Il tono non è affatto polemico, semmai risoluto. Guido Ugolotti ha voglia di rimettersi a lavorare. L’allenatore della Samb è come un leone in gabbia: vorrebbe fare, ma ha le mani legate.
La famiglia Tormenti ad ogni modo è stata coerente: un passo alla volta. Prima la conferma del tecnico nativo di Massa Carrara, poi la scelta del nuovo diesse. Scelta difficile. O meglio: resa complicata dalla situazione del più accreditato, che risponde al nome di Andrea Iaconi, sotto contratto con il Pescara per altri due anni.
Il presidente Gianni Tormenti è in attesa di una risposta dal dirigente giuliese (si risentiranno domenica?), che sta tentando (finora invano) di convincere il presidente biancazzurro Massimiliano Pincione. Potrebbe anche darsi che la situazione non si sblocchi prima della fine del mese: la Samb potrà/vorrà aspettare?
In stand by intanto c’è Maurizio Natali, alle dipendenze del Lanciano, mentre sembra essersi ormai defilato (ma non si escludono sorprese) Guglielmo Acri, che verrebbe di corsa a San Benedetto.
«Se davvero Acri non avesse più chance, non è un problema», replica sicuro l’amico ed ex compagno di lavoro (alla Roma e ad Acireale) Ugolotti. Che aggiusta il tiro: «L’importante è che si decida in fretta. La prossima settimana vorrei cominciare a gettare le basi per il prossimo anno».

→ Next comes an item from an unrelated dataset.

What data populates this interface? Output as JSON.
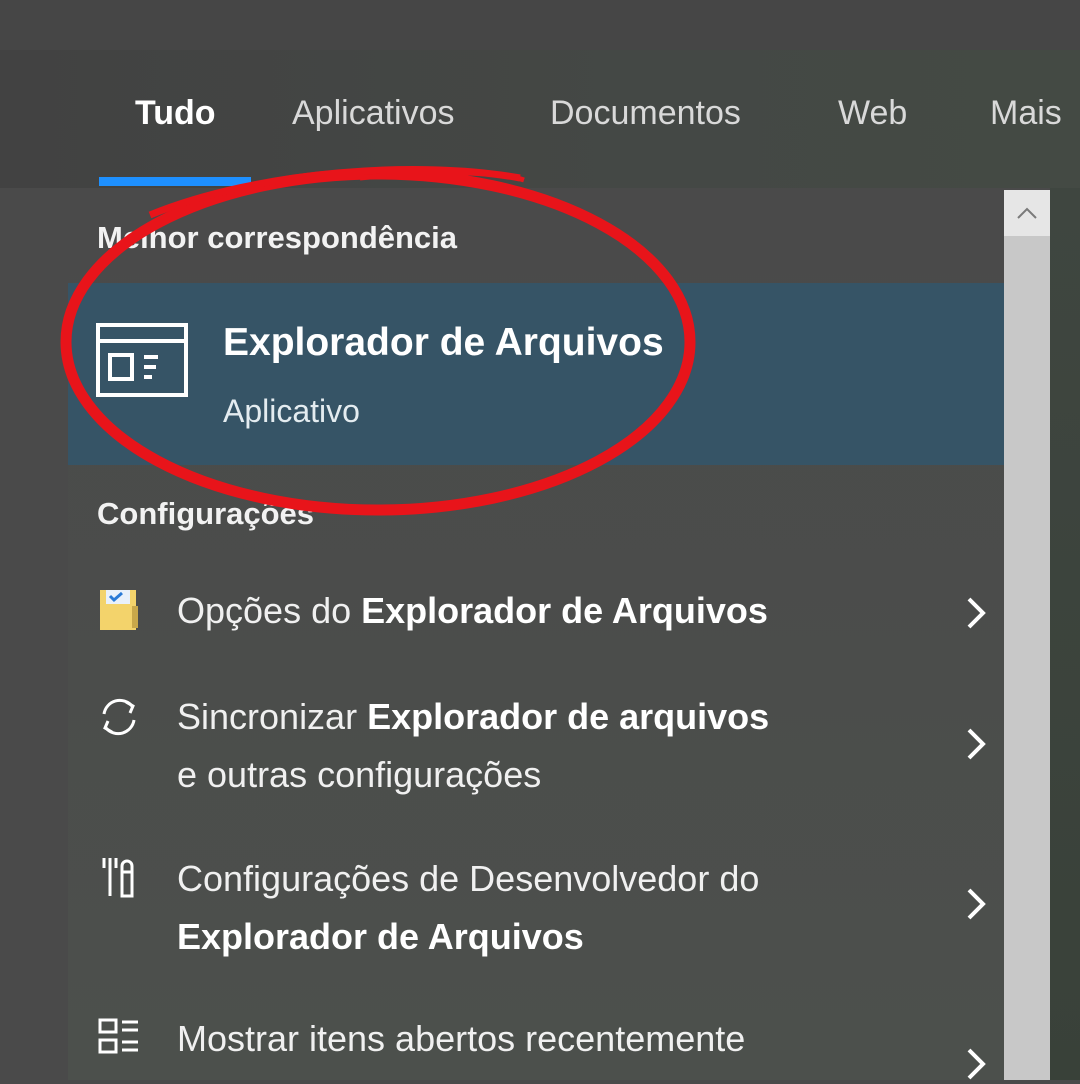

Sarà ancora rifondazione. «Diciamo che ci avviamo a inaugurare una sorta di anno zero. Speriamo che anche stavolta il pubblico sia paziente. Che campionato mi aspetto? Difficile, ancora di più rispetto a quello appena archiviato. Non è mai facile ripetersi, ma noi ci proveremo: con l’aiuto di tutti sono convinto che possiamo fare bene, senza dimenticare che il progetto che ho sposato è biennale».